Dynamic State Analysis of a Driven Magnetic Pendulum using Ordinal Partition Networks and Topological Data Analysis

TL;DR

This paper introduces a novel method combining ordinal partition networks and topological data analysis to detect state changes in a driven magnetic pendulum, effectively distinguishing between periodic and chaotic behaviors.

Contribution

The work applies a network-topology analysis pipeline to non-autonomous nonlinear systems, enabling automatic detection of dynamic state transitions from time series data.

Findings

Successfully distinguishes periodic and chaotic states

First application of network-TDA pipeline to non-autonomous systems

Potential for automatic design and fault detection tools

Abstract

The use of complex networks for time series analysis has recently shown to be useful as a tool for detecting dynamic state changes for a wide variety of applications. In this work, we implement the commonly used ordinal partition network to transform a time series into a network for detecting these state changes for the simple magnetic pendulum.
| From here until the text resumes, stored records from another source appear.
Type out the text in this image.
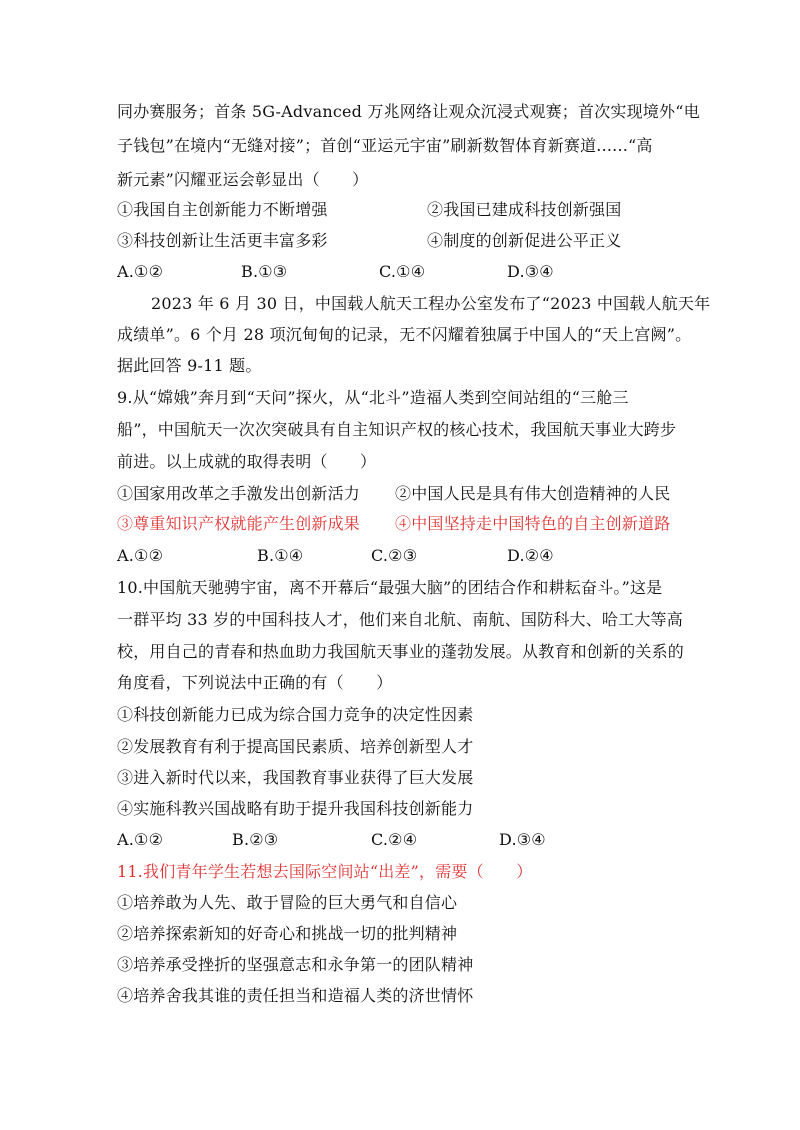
同办赛服务；首条 5G-Advanced 万兆网络让观众沉浸式观赛；首次实现境外“电
子钱包”在境内“无缝对接”；首创“亚运元宇宙”刷新数智体育新赛道......“高
新元素”闪耀亚运会彰显出（　　）
①我国自主创新能力不断增强	②我国已建成科技创新强国
③科技创新让生活更丰富多彩	④制度的创新促进公平正义
A.①②	B.①③	C.①④	D.③④
2023 年 6 月 30 日，中国载人航天工程办公室发布了“2023 中国载人航天年
成绩单”。6 个月 28 项沉甸甸的记录，无不闪耀着独属于中国人的“天上宫阙”。
据此回答 9-11 题。
9.从“嫦娥”奔月到“天问”探火，从“北斗”造福人类到空间站组的“三舱三
船”，中国航天一次次突破具有自主知识产权的核心技术，我国航天事业大跨步
前进。以上成就的取得表明（　　）
①国家用改革之手激发出创新活力 ②中国人民是具有伟大创造精神的人民
③尊重知识产权就能产生创新成果 ④中国坚持走中国特色的自主创新道路
A.①②	B.①④	C.②③	D.②④
10.中国航天驰骋宇宙，离不开幕后“最强大脑”的团结合作和耕耘奋斗。”这是
一群平均 33 岁的中国科技人才，他们来自北航、南航、国防科大、哈工大等高
校，用自己的青春和热血助力我国航天事业的蓬勃发展。从教育和创新的关系的
角度看，下列说法中正确的有（　　）
①科技创新能力已成为综合国力竞争的决定性因素
②发展教育有利于提高国民素质、培养创新型人才
③进入新时代以来，我国教育事业获得了巨大发展
④实施科教兴国战略有助于提升我国科技创新能力
A.①②	B.②③	C.②④	D.③④
11.我们青年学生若想去国际空间站“出差”，需要（　　）
①培养敢为人先、敢于冒险的巨大勇气和自信心
②培养探索新知的好奇心和挑战一切的批判精神
③培养承受挫折的坚强意志和永争第一的团队精神
④培养舍我其谁的责任担当和造福人类的济世情怀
The time series that we used are obtained experimentally from a base-excited magnetic pendulum apparatus, and numerically from the corresponding governing equations.The magnetic pendulum provides a relatively simple, non-linear example demonstrating transitions from periodic to chaotic motion with the variation of system parameters. For our method, we implement persistent homology, a shape measuring tool from Topological Data Analysis (TDA), to summarize the shape of the resulting ordinal partition networks as a tool for detecting state changes. We show that this network analysis tool provides a clear distinction between periodic and chaotic time series. Another contribution of this work is the successful application of the networks-TDA pipeline, for the first time, to signals from non-autonomous nonlinear systems. This opens the door for our approach to be used as an automatic design tool for studying the effect of design parameters on the resulting system response. Other uses of this approach include fault detection from sensor signals in a wide variety of engineering operations.